The indicator which measures the tax revenues to the gross domestic product (GDP) ratio is generally used to assess the tax burden in a country. In his statement, Ivane Machavariani refers to the total tax payable as the share of gross profit which is one of the components of the World Bank’s Ease of Doing Business ranking. Therefore, using this indicator in regard to changes in taxes/incentivising business is irrelevant since it does not cover indirect taxes. The tax burden dynamic in 2005-2019 is given in Graph 1.

Graph 1: Business Tax Burden and Tax Revenues to GDP Ratio in 2005-2019

Source: World Bank

As stated by the Minister, the business tax burden was 9.9% 2018-2019 which makes Georgia number-three in the world after Vanuatu and Brunei, respectively. The decrease in this indicator is linked with the introduction of the so-called Estonian Model of profit tax in 2017 which means a zero taxation of undistributed profit. In regard to the tax revenues to the GDP ratio, Georgia is 35th of 147 countries with 21.7% as of World Bank’s 2017 data.[1]

The example which runs counter to the claim of the Minister of Finance is the increased excise tax, including on petroleum products, which aimed to offset budget revenues after the introduction of the Estonian Model.

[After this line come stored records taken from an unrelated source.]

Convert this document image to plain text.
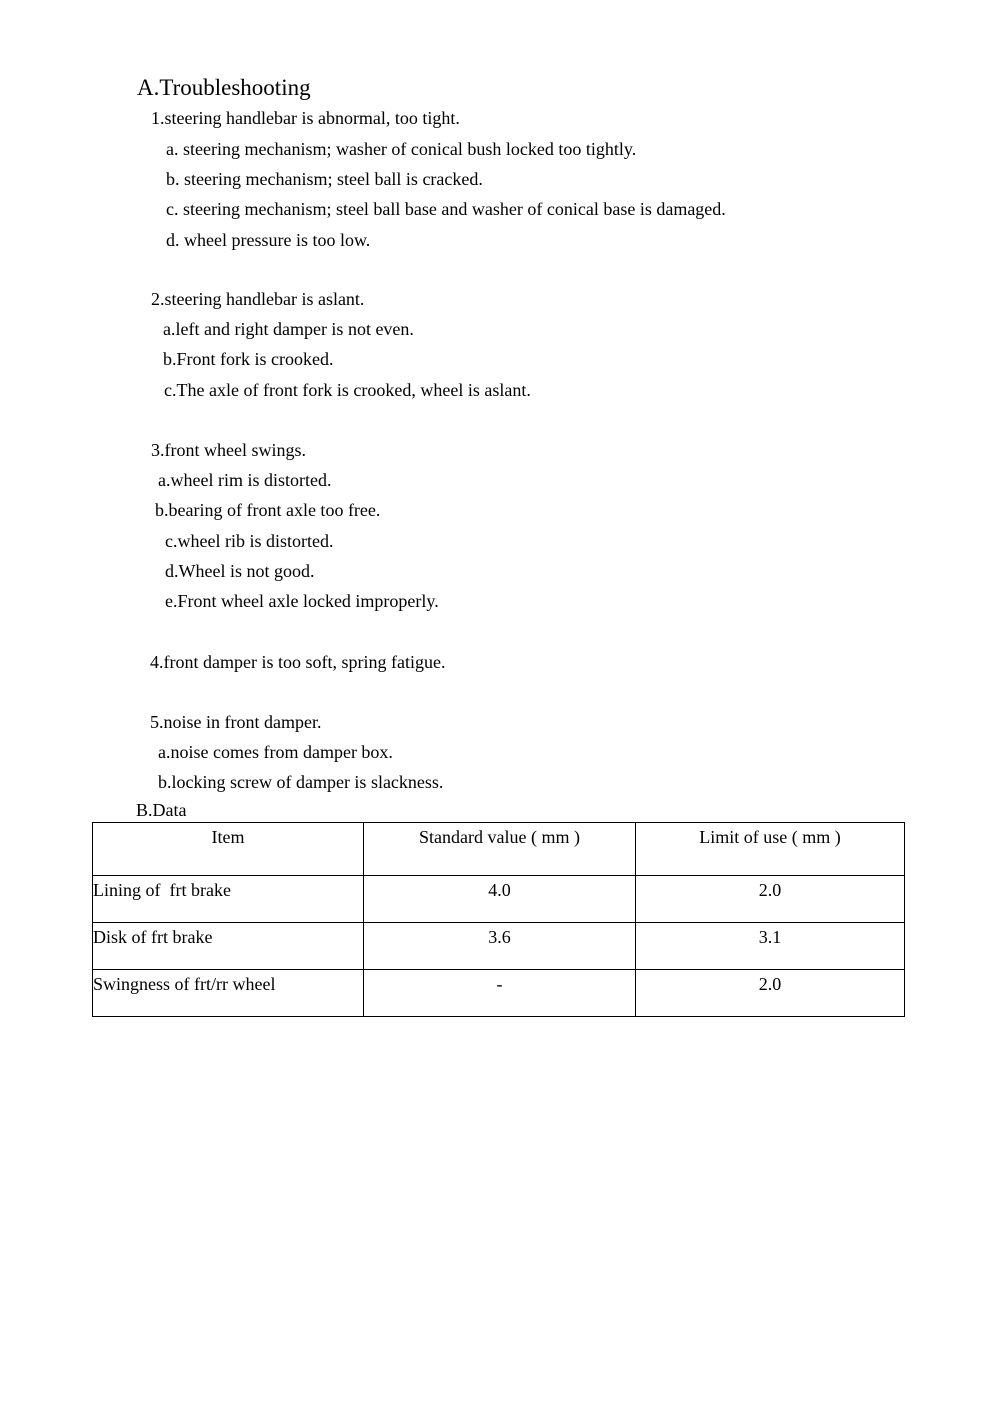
A.Troubleshooting
1.steering handlebar is abnormal, too tight.
a. steering mechanism; washer of conical bush locked too tightly.
b. steering mechanism; steel ball is cracked.
c. steering mechanism; steel ball base and washer of conical base is damaged.
d. wheel pressure is too low.
2.steering handlebar is aslant.
a.left and right damper is not even.
b.Front fork is crooked.
c.The axle of front fork is crooked, wheel is aslant.
3.front wheel swings.
a.wheel rim is distorted.
b.bearing of front axle too free.
c.wheel rib is distorted.
d.Wheel is not good.
e.Front wheel axle locked improperly.
4.front damper is too soft, spring fatigue.
5.noise in front damper.
a.noise comes from damper box.
b.locking screw of damper is slackness.
B.Data
Item	Standard value ( mm )	Limit of use ( mm )
Lining of  frt brake	4.0	2.0
Disk of frt brake	3.6	3.1
Swingness of frt/rr wheel	-	2.0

Since 1 January 2017, excise fees on petroleum products have increased. The increased excise tax constitutes a significant component of fuel price. Excise tax is an indirect tax which is eventually reflected in the final price of a commodity and the consumer will be the ultimate taxpayer. However, business naturally takes a hit as well because of the drop in demand. Fuel is an intermediary product for many goods and services and an increase or decrease in fuel prices is directly linked with consumer prices; that is, inflation. A decrease in excise tax and a drop in fuel prices are reflected on the general price level. As a result, profit tax revenues in 2017 decreased by GEL 316 million as compared to 2016 whilst excise revenues in 2017 increased by GEL 365 million as compared to the previous year. The increased excise tax rate on petroleum products was followed by a one-off sharp hike in fuel prices. The price of petrol has increased by GEL 0.25, diesel by GEL 0.20-0.25 and gas by GEL 0.18. Therefore, bringing excise tax to its previous rate could have certain positive results and, on the other hand, given methodological reasons, an increase or decrease in excise tax cannot be reflected in Ivane Machavariani’s indicator. Therefore, the decision of the Minister of Finance to use this indicator as an argument is a manipulation of facts.


[1]Direct taxes – Taxes directly payable by enterprises (profit tax, property tax, etc.).

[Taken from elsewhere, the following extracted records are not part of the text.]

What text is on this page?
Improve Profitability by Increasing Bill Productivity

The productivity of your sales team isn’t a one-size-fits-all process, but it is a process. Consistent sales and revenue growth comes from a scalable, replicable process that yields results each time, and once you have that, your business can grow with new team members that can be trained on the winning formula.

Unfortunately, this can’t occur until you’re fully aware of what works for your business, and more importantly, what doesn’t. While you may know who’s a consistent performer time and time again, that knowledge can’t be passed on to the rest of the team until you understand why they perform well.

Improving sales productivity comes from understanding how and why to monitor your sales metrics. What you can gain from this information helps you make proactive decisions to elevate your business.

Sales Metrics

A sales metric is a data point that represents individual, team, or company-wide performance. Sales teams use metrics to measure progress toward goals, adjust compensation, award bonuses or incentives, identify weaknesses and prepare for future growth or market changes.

[1]The World Bank assessed 147 countries in 2017 and 62 countries in 2018. Therefore, discussing 2017’s conjecture would be more informative since Georgia’s indicator only marginally changed in 2018 as compared to 2017.

[2]Indirect Taxes – Taxes (VAT, excise, etc.) which are determined by raising prices on purchased goods or/and rendered services and which is ultimately paid by a consumer whilst making purchase of goods or/and services for a price which includes such tax.